SUITS シーズン9(ファイナルシーズン)
全9シーズン(完結)
エピソード数:10
時間:40分強
ジャンル:法律・サスペンス
時代設定:現代
放送年:2019年
舞台:アメリカ・ニューヨークシティ
視聴できる動画サービス:Netflix, AmazonPrimeVideo
評価: 8 / 10
本作品全体の評価:9 / 10
○概要
アメリカ・ニューヨークの法曹界を舞台にしたドラマ。一流弁護士事務所に所属する弁護士ハーヴィー・スペクターは、その中でも大きな実績を上げており、一目置かれる存在。様々な困難を乗り越え、同僚との絆を強めつつ、自身も成長を遂げてきました。そんな彼を取り巻く人間模様も変化してきて、大きな、そして決定的な変化を迎えます。
○本作品で扱われる法律事案
ハーヴィーの所属するニューヨークの弁護士事務所を中心に物語は進みますが、その事務所は、主に会社を顧客とすることから、会社同士の契約や企業の買収・合併などの事案を主に取り扱います。したがって、弁護士が主人公といっても、殺人などの暴力が絡む重罪はほとんど出てきませんし、凄惨な場面もありません。
○今シーズン全体の流れ
前シーズンの最終エピソードから、最悪の危機は乗り切ったものの、大きな危機はいくつも存在し、このシーズンでは予断を許さない状況から始まります。一つの危機をやり過ごしたかと思うと、また別の危機がやってきて、行き着く先にどのような決着が待っているのか、というのがこのシーズンの全体としての展開で、エピソードごとに少しずつ事態は進展していきます。もちろん、それぞれの登場人物にもスポットは当てられ、その人となりが描かれ、彼ら、彼女らの抱える課題なども示されます。そして、どうあるべきか、どうするべきかについて、悩みながらも前進しようとします。それらが最後のエピソードに向けて少しずつ積み重ねられていきます。
○エピソードについて
エピソードは連続しており、エピソードごとに小休止はありますが、基本的には全体として大きな流れがあって、その最終局面に向かって進展していきます。エピソードが進むごとに事態はますます混迷を深め、様々な利害によって人間関係も複雑化して、それがさらなる事態の複雑化を招くのでした。
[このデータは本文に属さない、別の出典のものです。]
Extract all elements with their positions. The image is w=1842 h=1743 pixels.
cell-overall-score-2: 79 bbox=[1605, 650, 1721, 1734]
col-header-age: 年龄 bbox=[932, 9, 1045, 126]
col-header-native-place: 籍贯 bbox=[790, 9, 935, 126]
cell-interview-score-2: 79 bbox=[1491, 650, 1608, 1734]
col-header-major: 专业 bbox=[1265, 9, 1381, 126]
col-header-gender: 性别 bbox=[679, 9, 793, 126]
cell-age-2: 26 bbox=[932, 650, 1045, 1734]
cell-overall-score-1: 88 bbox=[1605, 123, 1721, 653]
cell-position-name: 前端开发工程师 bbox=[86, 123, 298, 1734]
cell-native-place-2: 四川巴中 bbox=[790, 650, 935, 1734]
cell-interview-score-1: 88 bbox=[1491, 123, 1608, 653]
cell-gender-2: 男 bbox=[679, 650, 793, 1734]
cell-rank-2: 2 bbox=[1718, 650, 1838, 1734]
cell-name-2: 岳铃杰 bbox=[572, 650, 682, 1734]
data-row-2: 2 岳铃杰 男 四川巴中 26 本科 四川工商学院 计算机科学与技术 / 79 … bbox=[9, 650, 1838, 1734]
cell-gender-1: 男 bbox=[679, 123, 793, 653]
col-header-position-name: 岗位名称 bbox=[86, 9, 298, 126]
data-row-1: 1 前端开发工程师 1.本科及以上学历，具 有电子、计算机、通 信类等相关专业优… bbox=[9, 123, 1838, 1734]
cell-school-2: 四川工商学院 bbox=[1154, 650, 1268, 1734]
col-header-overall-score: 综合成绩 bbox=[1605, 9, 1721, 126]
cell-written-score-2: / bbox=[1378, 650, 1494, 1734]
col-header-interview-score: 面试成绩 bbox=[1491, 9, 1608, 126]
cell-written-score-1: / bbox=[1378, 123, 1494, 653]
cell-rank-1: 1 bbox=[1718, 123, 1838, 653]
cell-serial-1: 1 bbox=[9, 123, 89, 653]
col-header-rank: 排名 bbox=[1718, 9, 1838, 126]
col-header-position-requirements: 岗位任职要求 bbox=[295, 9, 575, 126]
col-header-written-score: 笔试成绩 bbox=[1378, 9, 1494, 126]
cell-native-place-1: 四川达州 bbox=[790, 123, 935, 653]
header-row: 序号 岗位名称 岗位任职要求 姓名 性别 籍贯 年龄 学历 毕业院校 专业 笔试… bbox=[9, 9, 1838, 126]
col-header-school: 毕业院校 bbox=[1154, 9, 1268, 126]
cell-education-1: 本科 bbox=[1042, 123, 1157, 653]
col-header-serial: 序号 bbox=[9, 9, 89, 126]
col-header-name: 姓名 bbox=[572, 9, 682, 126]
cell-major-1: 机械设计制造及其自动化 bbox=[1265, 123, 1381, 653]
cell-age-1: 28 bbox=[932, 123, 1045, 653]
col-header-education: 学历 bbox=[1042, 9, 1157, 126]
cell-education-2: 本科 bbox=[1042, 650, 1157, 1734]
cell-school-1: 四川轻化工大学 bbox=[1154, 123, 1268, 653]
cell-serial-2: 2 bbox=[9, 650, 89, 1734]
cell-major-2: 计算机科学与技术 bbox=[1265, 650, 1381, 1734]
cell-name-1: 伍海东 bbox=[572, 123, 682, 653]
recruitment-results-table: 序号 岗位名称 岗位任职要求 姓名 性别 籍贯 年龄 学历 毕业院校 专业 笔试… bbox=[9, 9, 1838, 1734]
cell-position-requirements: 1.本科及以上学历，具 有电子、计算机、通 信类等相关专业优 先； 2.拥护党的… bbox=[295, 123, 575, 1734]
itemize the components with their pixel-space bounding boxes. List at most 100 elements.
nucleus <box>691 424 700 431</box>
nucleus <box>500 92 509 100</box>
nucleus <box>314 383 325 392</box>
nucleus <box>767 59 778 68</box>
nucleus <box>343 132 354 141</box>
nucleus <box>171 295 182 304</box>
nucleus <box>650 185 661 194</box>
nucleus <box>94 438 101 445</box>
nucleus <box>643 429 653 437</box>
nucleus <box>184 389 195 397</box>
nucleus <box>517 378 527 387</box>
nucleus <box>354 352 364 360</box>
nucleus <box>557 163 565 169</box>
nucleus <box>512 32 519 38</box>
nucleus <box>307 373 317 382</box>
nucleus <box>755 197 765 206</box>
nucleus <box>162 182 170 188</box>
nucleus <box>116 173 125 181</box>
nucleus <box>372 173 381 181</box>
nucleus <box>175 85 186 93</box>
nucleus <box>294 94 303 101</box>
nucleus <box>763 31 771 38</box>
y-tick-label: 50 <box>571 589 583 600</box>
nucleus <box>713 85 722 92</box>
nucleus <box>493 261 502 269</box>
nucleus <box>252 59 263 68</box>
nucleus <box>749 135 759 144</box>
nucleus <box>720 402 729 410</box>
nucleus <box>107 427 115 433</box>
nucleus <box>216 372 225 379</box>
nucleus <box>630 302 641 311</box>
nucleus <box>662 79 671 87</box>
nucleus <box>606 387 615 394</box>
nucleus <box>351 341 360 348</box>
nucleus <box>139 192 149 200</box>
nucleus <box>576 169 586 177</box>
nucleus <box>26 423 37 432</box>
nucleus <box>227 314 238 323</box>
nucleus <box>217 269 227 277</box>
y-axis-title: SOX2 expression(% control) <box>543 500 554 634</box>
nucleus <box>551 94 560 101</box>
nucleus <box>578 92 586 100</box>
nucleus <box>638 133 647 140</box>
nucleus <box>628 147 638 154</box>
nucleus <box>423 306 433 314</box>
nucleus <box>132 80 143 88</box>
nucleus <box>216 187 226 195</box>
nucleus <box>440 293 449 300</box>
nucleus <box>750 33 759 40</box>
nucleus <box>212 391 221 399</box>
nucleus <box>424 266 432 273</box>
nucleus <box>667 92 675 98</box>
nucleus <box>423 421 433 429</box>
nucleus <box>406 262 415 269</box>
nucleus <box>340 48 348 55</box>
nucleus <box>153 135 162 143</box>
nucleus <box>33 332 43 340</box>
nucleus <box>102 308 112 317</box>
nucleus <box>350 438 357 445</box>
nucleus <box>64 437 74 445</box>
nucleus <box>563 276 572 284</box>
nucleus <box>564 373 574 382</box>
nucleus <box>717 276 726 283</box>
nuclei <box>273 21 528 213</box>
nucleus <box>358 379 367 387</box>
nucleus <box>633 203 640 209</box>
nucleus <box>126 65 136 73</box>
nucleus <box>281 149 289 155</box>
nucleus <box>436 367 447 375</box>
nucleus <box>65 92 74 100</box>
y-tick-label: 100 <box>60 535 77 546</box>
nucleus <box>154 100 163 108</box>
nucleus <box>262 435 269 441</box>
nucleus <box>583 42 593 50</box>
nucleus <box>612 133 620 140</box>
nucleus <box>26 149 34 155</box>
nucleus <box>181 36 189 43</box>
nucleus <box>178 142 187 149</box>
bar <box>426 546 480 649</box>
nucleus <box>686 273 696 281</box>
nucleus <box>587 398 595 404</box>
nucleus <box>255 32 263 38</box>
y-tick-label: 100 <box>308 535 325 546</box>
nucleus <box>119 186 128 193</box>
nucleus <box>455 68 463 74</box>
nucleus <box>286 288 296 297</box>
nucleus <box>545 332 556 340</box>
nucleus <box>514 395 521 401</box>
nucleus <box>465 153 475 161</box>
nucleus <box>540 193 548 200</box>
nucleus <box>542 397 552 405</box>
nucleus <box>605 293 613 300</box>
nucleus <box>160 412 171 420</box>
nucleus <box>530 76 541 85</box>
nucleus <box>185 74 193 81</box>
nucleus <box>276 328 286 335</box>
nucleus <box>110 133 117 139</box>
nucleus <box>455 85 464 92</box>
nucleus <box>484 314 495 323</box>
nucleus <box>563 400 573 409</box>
物語の軸は法廷サスペンスですが、たまにコメディ要素もあり、会話においてジョークや気の利いた言い回しも挟まれ、物語の展開が単調にならないよう工夫されています。本シーズンはこれまでよりもコメディ要素が多いように感じました。たまにその当時に流行っていたドラマや映画などについて言及されることがありますが、知っていれば、さらに楽しめるのでしょうが、知らなくても問題ありません。他のシーズンに比べるとエピソード数が少ないためか、物語の展開において若干気になる点がいくつかありましたが、全体的には楽しめました。
○登場人物について
登場人物は多く、入れ替わりも多く、登場人物同士の関係もシーズンが進むごとに複雑になってきます。また、以前のシーズンに登場した人物が再び出てきたり、起こった出来事について言及されたりすることもあります。できる限り間を置かずに視聴することをお勧めします。特に、このシーズンは最終シーズンということもあって、これまでに出てきた人物が再び登場します。登場人物が多いにも関わらず、それぞれの人物像はきちんと描かれ、シーズンを経るごとに魅力的になっていき、どの人物でも応援したくなります。登場人物たちは衝突を繰り返しながらも、少しずつ内面的に成長していき、相手を認め、尊重し合うようになっていきます。敵役として登場する人たちに対しては好感を抱くことはあまりないと思いますが、ハーヴィーの同僚や周囲の人たちは、欠点はあるものの、それぞれにその欠点を補うほどの良さがあり、シーズンを重ねるにつれて登場人物の魅力はますます高まっていきます。
○登場人物の成長と人間関係
シーズンが進むごとに登場人物同士の関係は深まり、成熟し、徐々に絆は強まってきて、気遣いからの小さなウソや勘違いから誤解が生じ、そこから騒動が引き起こされることもあり、人間関係の難しさを示します。初めのほうのシーズンでは、そうした騒動による混乱が長引くこともありましたが、最後のほうになると、登場人物たちの成長もあって、早くに誤解を解いて、事態が悪化するのを防ぎます。むしろ、そのことによってさらに関係を強めるようになり、見ていて感慨深いものがありました。
○本作品の醍醐味
不利な状況から巻き返して逆転勝利することによる爽快感がこのドラマの大きな特徴ですが、このシーズンでもそれは変わりありません。ただし、終盤のシーズンになるほど、より大きな危機に直面し、そして、大きな危機であるがために根本的な解決は困難となり、場当たり的な対処にならざるを得なかったり、ときには犠牲を払う必要があったり、完全な勝利とまではいかなくなってきます。そのことによって爽快感が小さくなってきていることは否めません。ただ、その分、登場人物の人間関係や人間性が丁寧に描かれており、登場人物同士の会話が楽しく感じられました。
○英語学習の教材として
会話の速度は標準程度で、発音もわかりやすいため、聞き取りの難度として決して高くありません。法曹界を舞台にしたドラマということで、法律関係の語彙が多く用いられるものの、頻繁に出てくるものはある程度限られているので、初めは日本語の字幕で見て、ある程度慣れてきたら英語字幕に切り替えるという方法も有効だと思います。それ以外の語彙では難しいものはそれほどなく、言い回しも一般的なものが多いので、聞き取ることができれば、内容の把握は決して難しくはないでしょう。